Commentary: MGM Must Adjust to Doing Business in Massachusetts
“I’ve a feeling we’re not in Kansas anymore.”
That was Dorothy’s famous and endlessly requoted (usually incorrectly) comment to her dog, Toto, upon surveying the scene in Oz upon their arrival there.
Mike Mathis hasn’t said ‘I’ve a feeling we’re not in Vegas anymore’ yet (at least not publicly, anyway) but maybe he should, or at least acknowledge that fact.
The president of MGM Springfield certainly needs to do that after what could only be described as a turbulent few weeks during which his company has announced many changes to the planned $800 million casino planned for Springfield’s South End, and announced itself surprised by the reaction.
These changes include plans to scrap a proposed 25-story hotel tower and replace it with a six-story structure designed, the company says, to better fit Springfield’s downtown and make street-level activities part of the experience at MGM Springfield. They also include a 14% reduction in the overall footprint for the project, 90% of which is “back-end” space, according to Mathis.
He made that statement at a press conference Tuesday called about an hour after one staged by Domenic Sarno, at which the Springfield mayor said it was “incomprehensible” that MGM wouldn’t mention that planned reduction in the size of the project at a meeting staged recently to explain the change in plans for the hotel.
An obviously upset Sarno felt blindsided, and let those at MGM know it.
Mathis, meanwhile, at his press conference, said the changes proposed to date are all part of a “tweaking process” that is still very much ongoing. He also said he and other MGM officials didn’t tell the mayor about the 14% reduction in the project’s size because, well, they didn’t see a need to — at least at that time — given where the changes were going to come.
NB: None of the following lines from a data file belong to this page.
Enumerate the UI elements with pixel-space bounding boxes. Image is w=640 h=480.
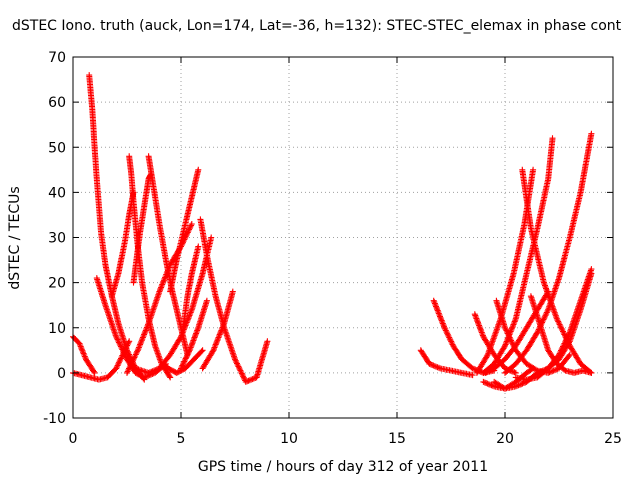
x-axis: 0 5 10 15 20 25 — [69, 57, 622, 447]
satellite-track — [417, 347, 476, 379]
satellite-track — [130, 171, 154, 286]
plus-markers — [197, 216, 271, 385]
y-tick-label: 70 — [48, 50, 66, 66]
y-tick-label: 40 — [48, 185, 66, 201]
plus-markers — [417, 347, 476, 379]
plus-markers — [473, 166, 537, 376]
x-tick-label: 15 — [388, 431, 406, 447]
plus-markers — [430, 297, 498, 376]
y-tick-label: 0 — [57, 366, 66, 382]
plus-markers — [160, 347, 206, 376]
y-tick-label: 20 — [48, 276, 66, 292]
plus-markers — [124, 221, 195, 376]
satellite-track — [160, 347, 206, 376]
x-axis-label: GPS time / hours of day 312 of year 2011 — [198, 459, 488, 475]
satellite-track — [527, 293, 595, 376]
satellite-track — [178, 297, 210, 372]
plus-markers — [527, 293, 595, 376]
satellite-track — [124, 221, 195, 376]
x-tick-label: 25 — [604, 431, 622, 447]
x-tick-label: 20 — [496, 431, 514, 447]
plus-markers — [86, 72, 148, 383]
plus-markers — [167, 166, 202, 295]
x-tick-label: 5 — [177, 431, 186, 447]
y-axis: -10 0 10 20 30 40 50 60 70 — [43, 50, 613, 427]
satellite-track — [430, 297, 498, 376]
plus-markers — [70, 333, 98, 376]
plus-markers — [180, 243, 202, 331]
satellite-track — [519, 166, 595, 376]
plus-markers — [130, 171, 154, 286]
satellite-track — [70, 333, 98, 376]
satellite-track — [180, 243, 202, 331]
plus-markers — [519, 166, 595, 376]
satellite-track — [199, 288, 236, 372]
y-tick-label: 10 — [48, 321, 66, 337]
chart-title: dSTEC Iono. truth (auck, Lon=174, Lat=-3… — [12, 18, 622, 34]
satellite-track — [473, 166, 537, 376]
satellite-track — [197, 216, 271, 385]
plus-markers — [178, 297, 210, 372]
y-tick-label: 30 — [48, 231, 66, 247]
x-tick-label: 0 — [69, 431, 78, 447]
satellite-track — [86, 72, 148, 383]
y-tick-label: -10 — [43, 411, 66, 427]
satellite-track — [167, 166, 202, 295]
y-tick-label: 50 — [48, 140, 66, 156]
data-series — [70, 72, 595, 392]
x-tick-label: 10 — [280, 431, 298, 447]
y-tick-label: 60 — [48, 95, 66, 111]
plus-markers — [199, 288, 236, 372]
y-axis-label: dSTEC / TECUs — [7, 186, 23, 289]
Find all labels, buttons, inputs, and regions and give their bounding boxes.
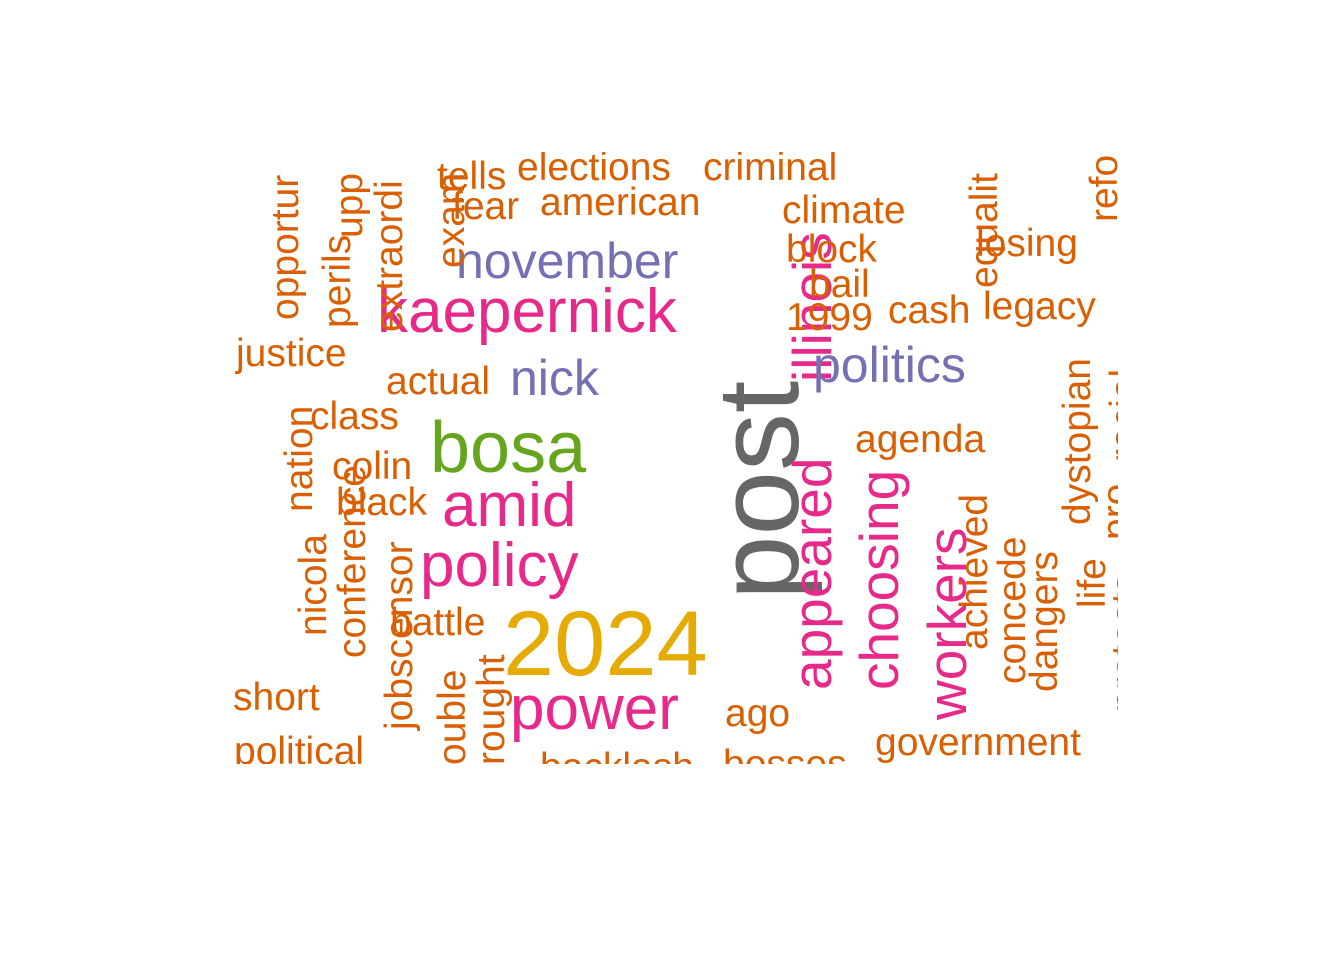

Perhaps, but he has to remember that he’s not in Vegas anymore. He’s in Massachusetts, which is still cutting its teeth in the casino game, and where every bit of news — from the planned changes to the Springfield project to the announcement that revenues at the Plainridge slots parlor are down since its grand opening over the summer — is going to be greeted with surprise, skepticism, and, in the case of the hotel change, a request for a referendum question on the matter from Springfield’s City Council president.
Moving forward, Mathis implied that MGM will strive to be more transparent and communicate better with elected officials when they can.
That’s a good idea, as is the notion of never forgetting that he’s certainly not in Vegas anymore, and responding appropriately.